Yunanistan’ın 1974 yılındaki darbe üzerinden adayı kendisine bağlama girişimi, Türkiye’nin buna set çekmek üzere antlaşmalardan doğan haklarını kullanıp askeri seçeneğe yönelerek, Barış Harekatı’nı gerçekleştirmesiyle sonuçlanmıştır. 1974 yılındaki harekâtla ortaya çıkan ve 1983 yılında KKTC’nin bağımsızlık ilanıyla yerleşen statüko, yaklaşık elli yıldır adanın değişmeyen gerçekliği olarak kalıcı bir nitelik kazanmıştır.
***
Cumhuriyet’in kurucularının dış politika alanındaki miras bıraktıkları en önemli öğretilerden biri, Türkiye’nin bölge ülkelerinin iç işlerine karışmaktan, ayrıca aralarındaki anlaşmazlıklarda taraf olmaktan uzak durması şeklinde ifade edilir.
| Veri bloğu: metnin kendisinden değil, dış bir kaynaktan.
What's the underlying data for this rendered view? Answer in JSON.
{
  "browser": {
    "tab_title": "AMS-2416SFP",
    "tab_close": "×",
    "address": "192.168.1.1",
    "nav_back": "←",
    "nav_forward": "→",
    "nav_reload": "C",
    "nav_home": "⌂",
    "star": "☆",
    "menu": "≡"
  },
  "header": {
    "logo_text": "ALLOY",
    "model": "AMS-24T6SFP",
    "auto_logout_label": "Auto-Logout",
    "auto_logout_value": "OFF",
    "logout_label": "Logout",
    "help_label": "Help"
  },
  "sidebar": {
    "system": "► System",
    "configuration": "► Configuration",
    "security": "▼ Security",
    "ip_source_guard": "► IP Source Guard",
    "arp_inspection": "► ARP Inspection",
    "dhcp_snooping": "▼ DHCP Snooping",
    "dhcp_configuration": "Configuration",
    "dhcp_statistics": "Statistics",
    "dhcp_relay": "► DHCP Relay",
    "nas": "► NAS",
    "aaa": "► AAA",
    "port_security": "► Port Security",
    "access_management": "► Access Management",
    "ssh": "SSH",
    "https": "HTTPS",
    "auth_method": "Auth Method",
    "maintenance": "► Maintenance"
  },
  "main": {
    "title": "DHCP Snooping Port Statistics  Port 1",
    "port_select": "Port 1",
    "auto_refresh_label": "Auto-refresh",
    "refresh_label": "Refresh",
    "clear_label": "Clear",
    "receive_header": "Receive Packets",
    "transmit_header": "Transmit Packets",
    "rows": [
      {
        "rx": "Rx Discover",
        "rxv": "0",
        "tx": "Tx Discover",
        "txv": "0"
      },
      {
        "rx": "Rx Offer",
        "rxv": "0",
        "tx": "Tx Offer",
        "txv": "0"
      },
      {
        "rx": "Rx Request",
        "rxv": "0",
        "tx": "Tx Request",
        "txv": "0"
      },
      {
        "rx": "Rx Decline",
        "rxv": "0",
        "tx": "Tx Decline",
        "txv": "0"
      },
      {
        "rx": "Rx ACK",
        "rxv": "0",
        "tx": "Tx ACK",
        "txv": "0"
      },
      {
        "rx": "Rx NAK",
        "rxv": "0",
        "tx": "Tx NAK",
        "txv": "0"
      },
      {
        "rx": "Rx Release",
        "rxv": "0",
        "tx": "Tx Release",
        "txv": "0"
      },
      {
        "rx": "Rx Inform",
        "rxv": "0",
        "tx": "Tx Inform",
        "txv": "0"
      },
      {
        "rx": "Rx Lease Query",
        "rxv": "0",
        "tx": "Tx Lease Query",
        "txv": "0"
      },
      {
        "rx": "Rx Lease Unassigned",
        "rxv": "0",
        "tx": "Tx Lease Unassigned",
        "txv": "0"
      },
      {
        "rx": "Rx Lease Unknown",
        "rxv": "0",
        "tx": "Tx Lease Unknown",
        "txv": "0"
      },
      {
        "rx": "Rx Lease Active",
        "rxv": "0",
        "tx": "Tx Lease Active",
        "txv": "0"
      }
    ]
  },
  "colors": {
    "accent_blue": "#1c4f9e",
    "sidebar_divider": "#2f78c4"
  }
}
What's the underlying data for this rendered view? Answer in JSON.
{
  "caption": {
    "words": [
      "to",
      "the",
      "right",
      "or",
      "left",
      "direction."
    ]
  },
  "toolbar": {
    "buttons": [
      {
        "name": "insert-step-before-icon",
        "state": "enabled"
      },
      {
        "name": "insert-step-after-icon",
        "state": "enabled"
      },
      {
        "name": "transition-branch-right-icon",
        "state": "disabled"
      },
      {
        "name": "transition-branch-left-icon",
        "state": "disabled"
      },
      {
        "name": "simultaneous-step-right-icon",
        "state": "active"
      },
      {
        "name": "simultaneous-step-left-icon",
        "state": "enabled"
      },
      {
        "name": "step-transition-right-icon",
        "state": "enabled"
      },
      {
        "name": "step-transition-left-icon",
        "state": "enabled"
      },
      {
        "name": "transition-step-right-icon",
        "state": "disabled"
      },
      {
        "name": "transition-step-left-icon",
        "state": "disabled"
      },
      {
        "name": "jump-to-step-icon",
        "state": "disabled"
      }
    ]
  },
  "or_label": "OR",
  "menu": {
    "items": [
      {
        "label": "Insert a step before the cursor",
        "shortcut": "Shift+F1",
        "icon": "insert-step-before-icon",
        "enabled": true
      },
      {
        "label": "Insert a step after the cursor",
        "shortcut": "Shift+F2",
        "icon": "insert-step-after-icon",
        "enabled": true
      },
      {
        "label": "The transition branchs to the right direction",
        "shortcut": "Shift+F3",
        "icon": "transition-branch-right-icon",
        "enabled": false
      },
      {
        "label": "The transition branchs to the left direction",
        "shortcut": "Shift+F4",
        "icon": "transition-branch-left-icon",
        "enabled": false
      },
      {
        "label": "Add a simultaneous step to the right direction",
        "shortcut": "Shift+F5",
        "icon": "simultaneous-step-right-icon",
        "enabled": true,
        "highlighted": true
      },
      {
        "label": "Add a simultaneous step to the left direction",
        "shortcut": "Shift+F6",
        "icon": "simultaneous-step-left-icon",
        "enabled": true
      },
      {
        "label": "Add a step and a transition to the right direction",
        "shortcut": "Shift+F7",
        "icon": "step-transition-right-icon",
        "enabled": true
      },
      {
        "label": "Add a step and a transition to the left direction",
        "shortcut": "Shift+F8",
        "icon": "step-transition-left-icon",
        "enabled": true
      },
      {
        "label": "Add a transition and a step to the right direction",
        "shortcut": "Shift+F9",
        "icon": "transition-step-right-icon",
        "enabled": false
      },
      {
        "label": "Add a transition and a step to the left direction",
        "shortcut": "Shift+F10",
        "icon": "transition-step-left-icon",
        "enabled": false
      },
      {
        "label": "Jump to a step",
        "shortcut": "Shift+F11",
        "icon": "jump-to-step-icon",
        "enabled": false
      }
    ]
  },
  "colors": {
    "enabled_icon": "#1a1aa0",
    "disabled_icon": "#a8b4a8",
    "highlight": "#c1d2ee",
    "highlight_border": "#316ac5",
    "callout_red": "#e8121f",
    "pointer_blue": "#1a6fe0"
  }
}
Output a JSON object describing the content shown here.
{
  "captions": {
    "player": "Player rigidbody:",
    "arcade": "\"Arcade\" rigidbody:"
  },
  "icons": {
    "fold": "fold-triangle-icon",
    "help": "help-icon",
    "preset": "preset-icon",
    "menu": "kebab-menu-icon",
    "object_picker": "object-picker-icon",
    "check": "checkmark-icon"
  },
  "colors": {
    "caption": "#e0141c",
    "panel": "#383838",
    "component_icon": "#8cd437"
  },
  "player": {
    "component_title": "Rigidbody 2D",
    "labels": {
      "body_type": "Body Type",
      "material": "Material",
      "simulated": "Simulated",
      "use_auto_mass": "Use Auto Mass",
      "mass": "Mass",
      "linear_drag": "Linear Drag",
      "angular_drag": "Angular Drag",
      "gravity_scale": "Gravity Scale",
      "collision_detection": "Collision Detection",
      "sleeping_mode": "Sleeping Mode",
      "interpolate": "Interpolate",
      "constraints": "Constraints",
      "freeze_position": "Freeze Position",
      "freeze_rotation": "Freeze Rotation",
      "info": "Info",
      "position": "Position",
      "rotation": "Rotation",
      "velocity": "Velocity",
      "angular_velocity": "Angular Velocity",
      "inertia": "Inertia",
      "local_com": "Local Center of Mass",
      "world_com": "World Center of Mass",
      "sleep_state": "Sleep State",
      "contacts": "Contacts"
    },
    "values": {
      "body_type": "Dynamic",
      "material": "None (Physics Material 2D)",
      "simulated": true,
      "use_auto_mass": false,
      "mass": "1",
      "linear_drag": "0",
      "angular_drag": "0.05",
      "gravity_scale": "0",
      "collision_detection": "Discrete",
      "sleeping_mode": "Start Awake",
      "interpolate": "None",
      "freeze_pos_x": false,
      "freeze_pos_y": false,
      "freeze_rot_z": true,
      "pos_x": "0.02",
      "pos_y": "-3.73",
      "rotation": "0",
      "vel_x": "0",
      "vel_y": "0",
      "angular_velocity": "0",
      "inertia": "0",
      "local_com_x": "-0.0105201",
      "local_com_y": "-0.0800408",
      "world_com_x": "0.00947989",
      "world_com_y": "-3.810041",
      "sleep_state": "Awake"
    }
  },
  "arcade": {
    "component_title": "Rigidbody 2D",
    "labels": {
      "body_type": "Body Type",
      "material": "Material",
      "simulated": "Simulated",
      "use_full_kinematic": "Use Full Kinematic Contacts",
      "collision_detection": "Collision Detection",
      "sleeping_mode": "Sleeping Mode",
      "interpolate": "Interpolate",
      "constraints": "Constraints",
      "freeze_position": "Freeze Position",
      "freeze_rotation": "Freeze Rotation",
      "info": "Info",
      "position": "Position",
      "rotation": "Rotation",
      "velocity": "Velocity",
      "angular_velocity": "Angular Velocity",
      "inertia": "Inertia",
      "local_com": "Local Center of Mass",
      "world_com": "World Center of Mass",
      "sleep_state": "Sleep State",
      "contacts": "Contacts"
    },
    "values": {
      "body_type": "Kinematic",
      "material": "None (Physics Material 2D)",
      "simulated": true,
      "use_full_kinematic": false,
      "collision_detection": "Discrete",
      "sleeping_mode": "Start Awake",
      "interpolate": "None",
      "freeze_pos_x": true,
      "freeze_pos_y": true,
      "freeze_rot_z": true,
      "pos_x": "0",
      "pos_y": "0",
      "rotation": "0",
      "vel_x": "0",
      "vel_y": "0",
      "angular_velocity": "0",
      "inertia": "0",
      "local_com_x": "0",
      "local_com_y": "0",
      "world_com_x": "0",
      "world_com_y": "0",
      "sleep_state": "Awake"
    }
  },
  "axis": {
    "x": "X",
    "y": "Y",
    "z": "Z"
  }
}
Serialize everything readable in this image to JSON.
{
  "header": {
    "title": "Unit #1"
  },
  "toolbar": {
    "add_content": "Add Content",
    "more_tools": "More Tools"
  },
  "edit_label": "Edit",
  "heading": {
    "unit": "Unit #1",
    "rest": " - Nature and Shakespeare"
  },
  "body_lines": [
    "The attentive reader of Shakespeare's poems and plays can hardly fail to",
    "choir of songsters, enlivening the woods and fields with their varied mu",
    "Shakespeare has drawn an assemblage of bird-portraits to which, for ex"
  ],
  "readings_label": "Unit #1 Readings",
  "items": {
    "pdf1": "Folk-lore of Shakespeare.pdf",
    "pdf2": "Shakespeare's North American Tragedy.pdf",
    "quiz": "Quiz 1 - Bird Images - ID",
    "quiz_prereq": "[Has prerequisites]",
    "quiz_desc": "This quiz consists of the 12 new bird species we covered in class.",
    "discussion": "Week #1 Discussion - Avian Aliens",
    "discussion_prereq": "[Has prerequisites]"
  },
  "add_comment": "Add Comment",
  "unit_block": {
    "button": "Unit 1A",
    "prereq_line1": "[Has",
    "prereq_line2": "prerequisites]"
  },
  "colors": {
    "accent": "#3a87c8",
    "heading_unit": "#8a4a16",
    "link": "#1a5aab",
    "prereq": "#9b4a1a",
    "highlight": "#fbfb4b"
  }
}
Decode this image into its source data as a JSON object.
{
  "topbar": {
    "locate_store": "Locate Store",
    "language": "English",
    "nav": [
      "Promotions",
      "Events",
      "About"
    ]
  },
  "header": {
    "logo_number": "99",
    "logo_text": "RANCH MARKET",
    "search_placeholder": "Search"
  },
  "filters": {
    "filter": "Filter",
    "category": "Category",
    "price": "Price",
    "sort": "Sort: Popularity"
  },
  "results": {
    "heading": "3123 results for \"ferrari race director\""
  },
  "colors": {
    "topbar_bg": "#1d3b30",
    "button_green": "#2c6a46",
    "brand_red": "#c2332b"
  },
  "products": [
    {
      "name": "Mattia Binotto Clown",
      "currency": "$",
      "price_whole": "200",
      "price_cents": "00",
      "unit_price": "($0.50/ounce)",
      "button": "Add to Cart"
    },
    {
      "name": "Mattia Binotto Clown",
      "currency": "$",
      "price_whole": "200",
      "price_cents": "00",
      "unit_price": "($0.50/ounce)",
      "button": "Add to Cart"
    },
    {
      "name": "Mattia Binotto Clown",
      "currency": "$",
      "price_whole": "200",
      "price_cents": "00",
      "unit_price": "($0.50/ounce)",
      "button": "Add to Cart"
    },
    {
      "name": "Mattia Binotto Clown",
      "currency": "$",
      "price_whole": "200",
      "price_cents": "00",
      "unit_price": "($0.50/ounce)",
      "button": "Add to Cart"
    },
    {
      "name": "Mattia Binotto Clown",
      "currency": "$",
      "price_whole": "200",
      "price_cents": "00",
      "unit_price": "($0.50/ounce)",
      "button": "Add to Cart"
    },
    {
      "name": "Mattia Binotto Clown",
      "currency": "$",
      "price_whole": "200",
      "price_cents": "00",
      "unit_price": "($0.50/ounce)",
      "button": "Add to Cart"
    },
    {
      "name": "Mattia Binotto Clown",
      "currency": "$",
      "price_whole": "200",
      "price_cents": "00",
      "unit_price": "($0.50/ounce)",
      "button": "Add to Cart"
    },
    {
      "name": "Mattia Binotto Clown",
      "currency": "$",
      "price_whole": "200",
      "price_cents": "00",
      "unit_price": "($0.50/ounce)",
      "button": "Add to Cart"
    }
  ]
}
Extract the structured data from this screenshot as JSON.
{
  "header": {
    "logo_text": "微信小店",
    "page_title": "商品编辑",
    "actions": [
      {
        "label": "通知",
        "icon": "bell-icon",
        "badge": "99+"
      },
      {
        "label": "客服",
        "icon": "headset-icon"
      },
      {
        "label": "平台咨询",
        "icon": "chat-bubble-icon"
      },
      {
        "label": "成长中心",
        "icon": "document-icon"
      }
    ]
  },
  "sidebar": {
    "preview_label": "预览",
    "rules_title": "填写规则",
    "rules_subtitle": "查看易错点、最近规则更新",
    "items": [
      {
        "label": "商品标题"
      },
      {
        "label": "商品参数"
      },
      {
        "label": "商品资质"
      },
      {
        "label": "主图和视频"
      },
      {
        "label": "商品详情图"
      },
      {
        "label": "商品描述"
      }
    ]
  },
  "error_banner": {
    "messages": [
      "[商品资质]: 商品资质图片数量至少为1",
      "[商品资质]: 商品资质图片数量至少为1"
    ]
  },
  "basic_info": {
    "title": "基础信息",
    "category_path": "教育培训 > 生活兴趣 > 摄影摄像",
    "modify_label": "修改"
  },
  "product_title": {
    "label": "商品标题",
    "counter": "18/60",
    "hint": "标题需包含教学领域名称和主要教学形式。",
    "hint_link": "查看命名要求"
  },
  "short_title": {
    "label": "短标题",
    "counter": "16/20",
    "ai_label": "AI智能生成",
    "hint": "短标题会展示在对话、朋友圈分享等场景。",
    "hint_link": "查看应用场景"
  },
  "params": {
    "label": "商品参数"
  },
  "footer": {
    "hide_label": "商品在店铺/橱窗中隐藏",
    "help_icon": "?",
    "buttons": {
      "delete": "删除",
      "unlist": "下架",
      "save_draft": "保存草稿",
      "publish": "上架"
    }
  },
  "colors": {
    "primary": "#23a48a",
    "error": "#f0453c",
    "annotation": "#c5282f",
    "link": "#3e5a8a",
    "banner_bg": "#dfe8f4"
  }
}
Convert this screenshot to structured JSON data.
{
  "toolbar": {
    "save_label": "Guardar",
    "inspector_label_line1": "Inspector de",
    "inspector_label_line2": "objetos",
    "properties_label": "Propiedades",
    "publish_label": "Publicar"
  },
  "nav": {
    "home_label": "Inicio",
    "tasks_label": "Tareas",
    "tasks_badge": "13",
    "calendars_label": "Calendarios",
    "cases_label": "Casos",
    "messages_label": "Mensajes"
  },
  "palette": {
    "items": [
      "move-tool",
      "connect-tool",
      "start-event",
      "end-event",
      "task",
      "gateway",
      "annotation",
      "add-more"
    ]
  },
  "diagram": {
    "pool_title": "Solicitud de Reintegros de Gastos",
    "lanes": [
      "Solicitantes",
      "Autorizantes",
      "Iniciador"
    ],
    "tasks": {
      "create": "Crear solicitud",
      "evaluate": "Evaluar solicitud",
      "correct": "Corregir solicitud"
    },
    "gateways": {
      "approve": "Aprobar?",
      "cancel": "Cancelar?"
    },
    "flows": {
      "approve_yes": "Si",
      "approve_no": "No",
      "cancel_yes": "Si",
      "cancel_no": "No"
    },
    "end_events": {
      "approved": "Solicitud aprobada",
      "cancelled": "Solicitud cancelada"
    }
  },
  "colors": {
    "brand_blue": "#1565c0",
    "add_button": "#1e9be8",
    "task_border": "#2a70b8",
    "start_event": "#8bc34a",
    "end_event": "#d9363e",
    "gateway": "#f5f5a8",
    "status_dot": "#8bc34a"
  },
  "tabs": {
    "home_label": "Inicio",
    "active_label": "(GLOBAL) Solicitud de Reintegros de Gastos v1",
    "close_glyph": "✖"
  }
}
Bu öğreti kuşaktan kuşağa aktarılmıştır Dışişleri Bakanlığı’nda.
Bu açıdan bakıldığında, Türkiye’nin 2011 yılında Arap Baharı ile birlikte özellikle Suriye’deki iç savaşa müdahil olması, keza Mısır’daki 2013 sonrasındaki darbeye gösterilen sert tepkinin Türkiye’yi Arap dünyasında bir kamplaşmada taraf konuma getirmesi gibi hadiseler, geride bıraktığımız on yılın en çok tartışılan başlıklarından biri olmuştur.
Bugün vardığımız noktada, izlenen Suriye politikasının 4 milyona yakın sığınmacının gelişi de dahil olmak üzere yol açtığı sorunların dayattığı muhasebe, ciddi bir revizyonu beraberinde getirmiştir. Şam’daki Esad rejimiyle normalleşme arayışının başlaması, en azından geleneksel çizginin isabet derecesinin sınanması bakımından yeteri kadar öğretici olmalıdır.
Mısır cephesinde ise 2013 yılında köprülerin atılmasından sonra bugün normalleşme sürecinin büyük ölçüde tamamlanmış olması, geleneksel çizgiye dönüşün bir başka tezahürüdür ve yaşanan Gazze krizinde görüldüğü üzere normalleşmenin yararı da yürütülen temaslardan anlaşılabilmektedir.